Monday, Dec. 27, 1976

Change Comes to the Alentejo

At 5 o'clock every weekday afternoon, the tractors begin returning to the Cacebres Cooperative near the Portuguese town of Alcacer do Sal. Behind them, through the gates decorated with the hammer and sickle, come truckloads of workers returning from the fields. Many of them are women, attired, as they have been for centuries, in full black dresses over thick trousers, their hair covered by black kerchiefs knotted under black felt hats. "This cooperative has 10,000 acres, and it all used to belong to two men who only hired a few workers when they needed them," says Francisco Antonio Pombinho, 42, a worker in the co-op's machine shop. "Now there are 300 of us, and we work all the year round."

This is the Alentejo,* a sprawling province of gently rolling hills dotted with olive, cork and eucalyptus trees and punctuated by whitewashed villages, set between the bustling capital of Lisbon, the Spanish border and the Algarve seacoast.

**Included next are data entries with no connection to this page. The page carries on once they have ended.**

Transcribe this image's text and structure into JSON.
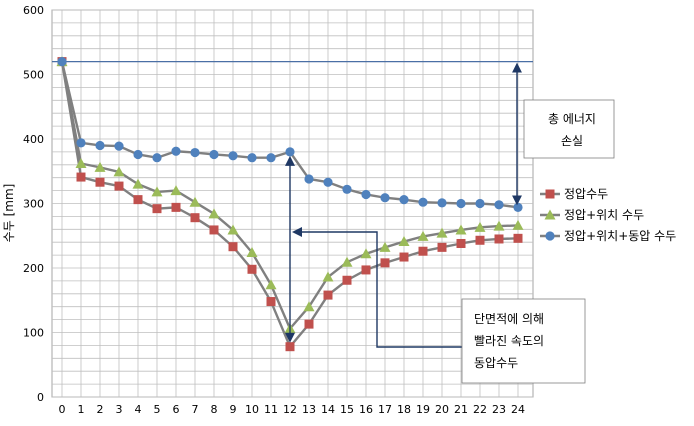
{
  "chart_data": {
    "type": "line",
    "ylabel": "수두 [mm]",
    "ylim": [
      0,
      600
    ],
    "yticks": [
      0,
      100,
      200,
      300,
      400,
      500,
      600
    ],
    "x": [
      0,
      1,
      2,
      3,
      4,
      5,
      6,
      7,
      8,
      9,
      10,
      11,
      12,
      13,
      14,
      15,
      16,
      17,
      18,
      19,
      20,
      21,
      22,
      23,
      24
    ],
    "grid": true,
    "legend_position": "right",
    "reference_line": 520,
    "series": [
      {
        "name": "정압수두",
        "marker": "square",
        "color": "#c0504d",
        "values": [
          520,
          341,
          333,
          327,
          306,
          292,
          294,
          278,
          259,
          233,
          198,
          148,
          78,
          113,
          158,
          181,
          197,
          208,
          217,
          226,
          232,
          238,
          243,
          245,
          246
        ]
      },
      {
        "name": "정압+위치 수두",
        "marker": "triangle",
        "color": "#9bbb59",
        "values": [
          520,
          362,
          356,
          349,
          330,
          318,
          320,
          302,
          284,
          259,
          224,
          174,
          106,
          140,
          186,
          209,
          222,
          232,
          241,
          249,
          254,
          259,
          263,
          265,
          266
        ]
      },
      {
        "name": "정압+위치+동압 수두",
        "marker": "circle",
        "color": "#4f81bd",
        "values": [
          520,
          394,
          390,
          389,
          376,
          371,
          381,
          379,
          376,
          374,
          371,
          371,
          380,
          338,
          333,
          322,
          314,
          309,
          306,
          302,
          301,
          300,
          300,
          298,
          294
        ]
      }
    ],
    "annotations": [
      {
        "name": "total-energy-loss",
        "lines": [
          "총 에너지",
          "손실"
        ]
      },
      {
        "name": "dynamic-head",
        "lines": [
          "단면적에 의해",
          "빨라진 속도의",
          "동압수두"
        ]
      }
    ]
  }
}
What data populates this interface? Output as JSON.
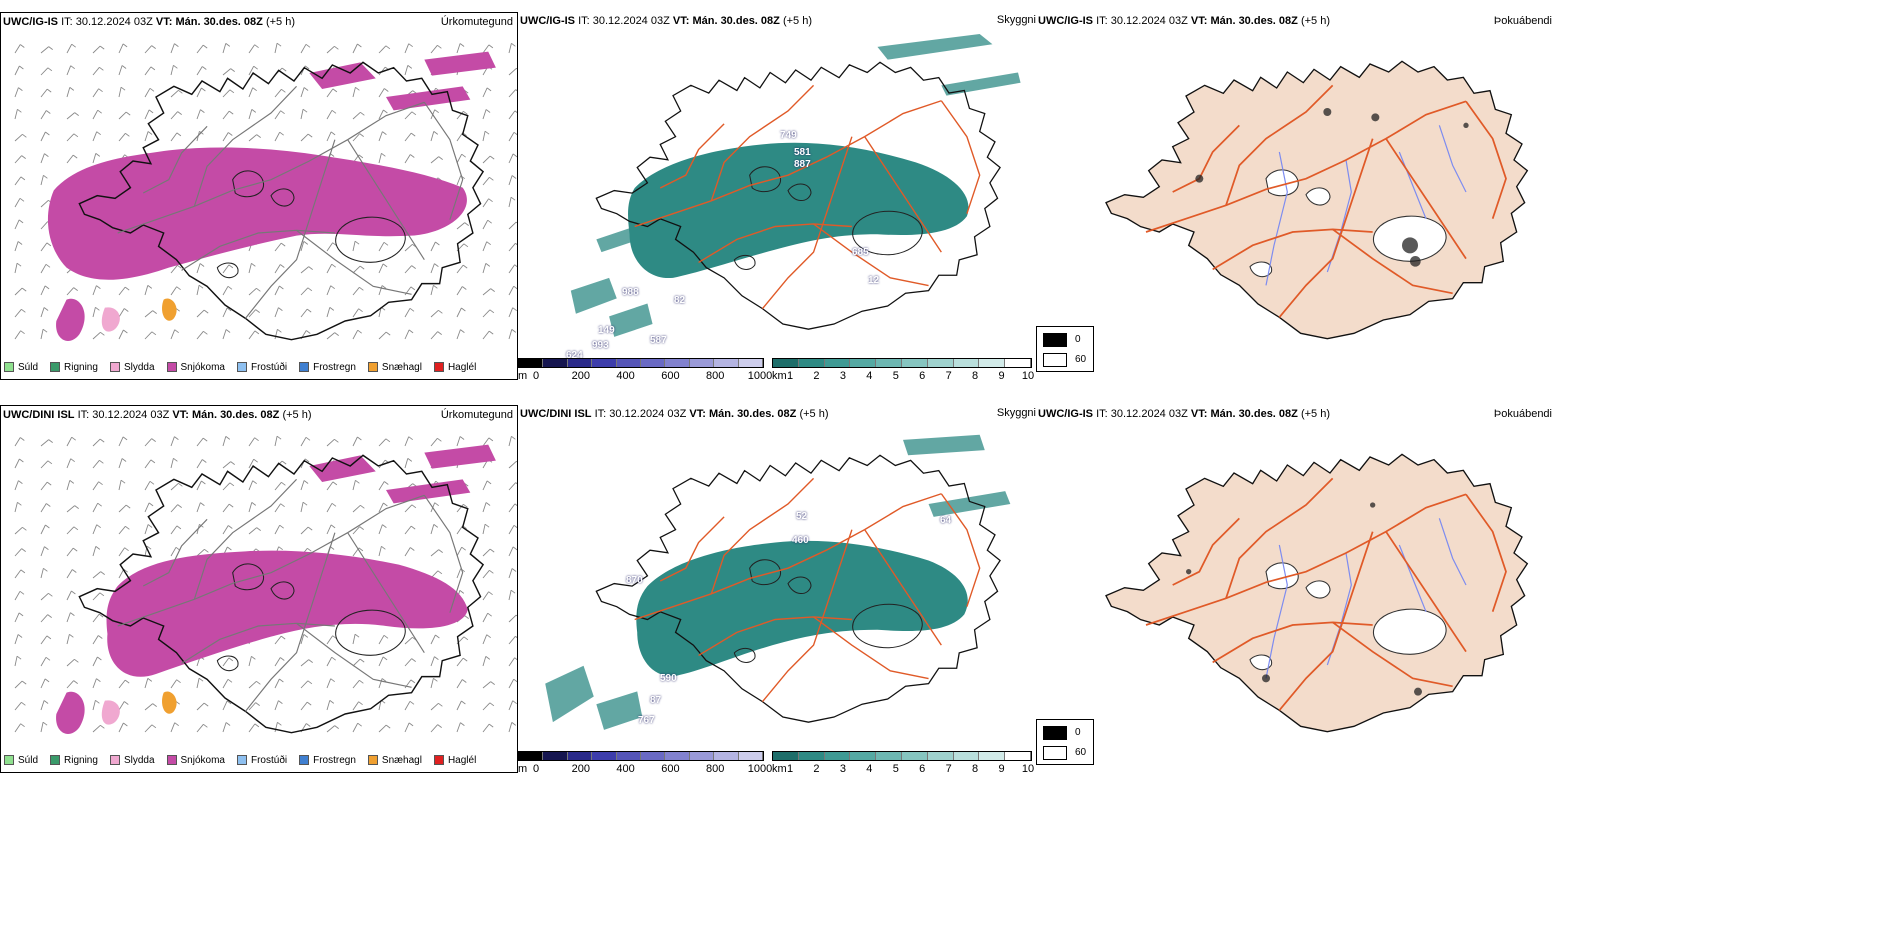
{
  "rows": [
    {
      "precip": {
        "model": "UWC/IG-IS",
        "it_label": "IT:",
        "it_value": "30.12.2024 03Z",
        "vt_label": "VT:",
        "vt_value": "Mán. 30.des. 08Z",
        "lead": "(+5 h)",
        "title": "Úrkomutegund"
      },
      "vis": {
        "model": "UWC/IG-IS",
        "it_label": "IT:",
        "it_value": "30.12.2024 03Z",
        "vt_label": "VT:",
        "vt_value": "Mán. 30.des. 08Z",
        "lead": "(+5 h)",
        "title": "Skyggni",
        "labels": [
          "749",
          "581",
          "887",
          "685",
          "12",
          "988",
          "82",
          "149",
          "993",
          "587",
          "624"
        ]
      },
      "fog": {
        "model": "UWC/IG-IS",
        "it_label": "IT:",
        "it_value": "30.12.2024 03Z",
        "vt_label": "VT:",
        "vt_value": "Mán. 30.des. 08Z",
        "lead": "(+5 h)",
        "title": "Þokuábendi"
      }
    },
    {
      "precip": {
        "model": "UWC/DINI ISL",
        "it_label": "IT:",
        "it_value": "30.12.2024 03Z",
        "vt_label": "VT:",
        "vt_value": "Mán. 30.des. 08Z",
        "lead": "(+5 h)",
        "title": "Úrkomutegund"
      },
      "vis": {
        "model": "UWC/DINI ISL",
        "it_label": "IT:",
        "it_value": "30.12.2024 03Z",
        "vt_label": "VT:",
        "vt_value": "Mán. 30.des. 08Z",
        "lead": "(+5 h)",
        "title": "Skyggni",
        "labels": [
          "52",
          "460",
          "870",
          "64",
          "590",
          "87",
          "767"
        ]
      },
      "fog": {
        "model": "UWC/IG-IS",
        "it_label": "IT:",
        "it_value": "30.12.2024 03Z",
        "vt_label": "VT:",
        "vt_value": "Mán. 30.des. 08Z",
        "lead": "(+5 h)",
        "title": "Þokuábendi"
      }
    }
  ],
  "precip_legend": [
    {
      "label": "Súld",
      "color": "#8fe08f"
    },
    {
      "label": "Rigning",
      "color": "#3a9a6a"
    },
    {
      "label": "Slydda",
      "color": "#f0a8d0"
    },
    {
      "label": "Snjókoma",
      "color": "#c44ba6"
    },
    {
      "label": "Frostúði",
      "color": "#8ec0f0"
    },
    {
      "label": "Frostregn",
      "color": "#3f7fd0"
    },
    {
      "label": "Snæhagl",
      "color": "#f0a030"
    },
    {
      "label": "Haglél",
      "color": "#e02020"
    }
  ],
  "ceiling_scale": {
    "unit": "m",
    "ticks": [
      "0",
      "200",
      "400",
      "600",
      "800",
      "1000"
    ]
  },
  "visibility_scale": {
    "unit": "km",
    "ticks": [
      "1",
      "2",
      "3",
      "4",
      "5",
      "6",
      "7",
      "8",
      "9",
      "10"
    ]
  },
  "fog_legend": [
    {
      "label": "0",
      "color": "#000000"
    },
    {
      "label": "60",
      "color": "#ffffff"
    }
  ],
  "colors": {
    "snow": "#c44ba6",
    "vis_fill": "#2e8a84",
    "fog_fill": "#f3dccb",
    "road": "#e05a28",
    "coast": "#222222",
    "river": "#7d8cf0"
  }
}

Despite its Old World customs and deceptively placid appearance, the region has changed drastically over the past two years. The Alentejo was once a feudal preserve of absentee landlords, poor tenant farmers who worked for as little as $2 a day, vast private hunting estates, and wasted land whose inhabitants often went hungry. Now it is a Communist stronghold.

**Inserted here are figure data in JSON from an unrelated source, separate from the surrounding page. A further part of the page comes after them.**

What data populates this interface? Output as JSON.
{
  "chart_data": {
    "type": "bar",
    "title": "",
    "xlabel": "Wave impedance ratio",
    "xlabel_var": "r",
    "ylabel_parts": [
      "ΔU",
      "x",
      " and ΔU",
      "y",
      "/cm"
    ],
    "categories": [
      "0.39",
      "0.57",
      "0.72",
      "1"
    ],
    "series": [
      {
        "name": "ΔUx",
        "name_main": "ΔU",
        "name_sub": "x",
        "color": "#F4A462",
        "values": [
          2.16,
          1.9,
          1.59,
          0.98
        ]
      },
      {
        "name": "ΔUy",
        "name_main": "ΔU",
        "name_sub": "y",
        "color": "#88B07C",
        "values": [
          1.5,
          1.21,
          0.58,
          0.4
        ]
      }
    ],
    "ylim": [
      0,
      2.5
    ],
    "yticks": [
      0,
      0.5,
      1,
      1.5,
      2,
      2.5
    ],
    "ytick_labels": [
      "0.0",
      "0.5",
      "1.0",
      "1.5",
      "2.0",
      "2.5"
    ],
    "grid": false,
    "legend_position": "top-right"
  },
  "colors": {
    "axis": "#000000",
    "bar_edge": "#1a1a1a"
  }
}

Such poverty provided a fertile ground for Communism as far back as the 1930s. Party Leader Alvaro Cunhal, 62, spent many years in the Communist underground there organizing farm workers. Through the clandestinely published party newspaper Avante, which was surreptitiously dropped on doorsteps at night, the party organized a series of strikes in the 1950s -then a daring affront to the Salazar regime.

After the 1974 revolution, Cunhal returned to the Alentejo to receive one of his warmest public welcomes. The latifundiarios (large landowners) got the message quickly. Some fled to Brazil, and their workers took over the unoccupied lands. Others were forcibly evicted. In one incident that has come to be called "the Great Cattle War," some workers were about to sell a landowner's cows when the owner caught them and beat them up. The army was called in, and soon the cows were under military protection in a barracks. Eventually, the military turned them over to the local agrarian reform organization. But the angry owner had decided to give the cows to another town as a gift. Soon the two towns were doing battle. The affair finally ended when a committee of workers decided to divide the cows between the two villages.

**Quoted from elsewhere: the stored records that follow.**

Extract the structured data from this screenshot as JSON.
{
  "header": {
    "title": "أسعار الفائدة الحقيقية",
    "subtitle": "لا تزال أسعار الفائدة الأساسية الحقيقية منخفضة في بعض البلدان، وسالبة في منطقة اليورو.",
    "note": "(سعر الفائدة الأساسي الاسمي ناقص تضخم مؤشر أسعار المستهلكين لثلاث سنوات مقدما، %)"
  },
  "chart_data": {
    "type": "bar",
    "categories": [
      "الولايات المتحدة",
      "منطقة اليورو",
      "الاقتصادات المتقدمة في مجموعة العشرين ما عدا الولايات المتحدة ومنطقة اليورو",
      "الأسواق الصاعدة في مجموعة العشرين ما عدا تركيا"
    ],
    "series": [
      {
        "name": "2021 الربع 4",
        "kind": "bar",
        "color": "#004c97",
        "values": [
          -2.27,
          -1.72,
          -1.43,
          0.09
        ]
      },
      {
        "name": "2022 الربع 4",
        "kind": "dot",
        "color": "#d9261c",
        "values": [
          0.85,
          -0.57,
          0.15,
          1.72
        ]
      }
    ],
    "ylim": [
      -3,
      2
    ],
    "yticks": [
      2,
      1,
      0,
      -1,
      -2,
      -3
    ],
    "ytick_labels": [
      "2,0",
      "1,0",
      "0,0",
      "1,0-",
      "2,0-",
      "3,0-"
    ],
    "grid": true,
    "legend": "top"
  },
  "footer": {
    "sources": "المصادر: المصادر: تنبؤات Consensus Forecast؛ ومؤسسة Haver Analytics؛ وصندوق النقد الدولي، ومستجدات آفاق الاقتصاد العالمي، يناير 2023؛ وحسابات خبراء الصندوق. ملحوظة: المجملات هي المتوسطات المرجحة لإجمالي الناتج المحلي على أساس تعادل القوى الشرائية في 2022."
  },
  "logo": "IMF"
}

Today there are an estimated 400 cooperatives in the province, proclaiming their Communist allegiance with names like Red Star Cooperative and First of May Cooperative. Although production costs are criticized as being excessively high, the Alentejo in some ways has become a showcase of the revolution: 50,000 new jobs were created -thanks largely to millions of dollars loaned by the government for equipment and wages. Says Joaquim Pinto Parulas, a tractor driver who used to have to leave his family to work in Lisbon: "Now I am here all year and have plenty of work. The salary is not as high as in Lisbon, but we are happier on the land."

* The name means "beyond the Tagus"--alem do Tejo--and dates from the 1200s when the Moors occupied the territory south of the Tagus River.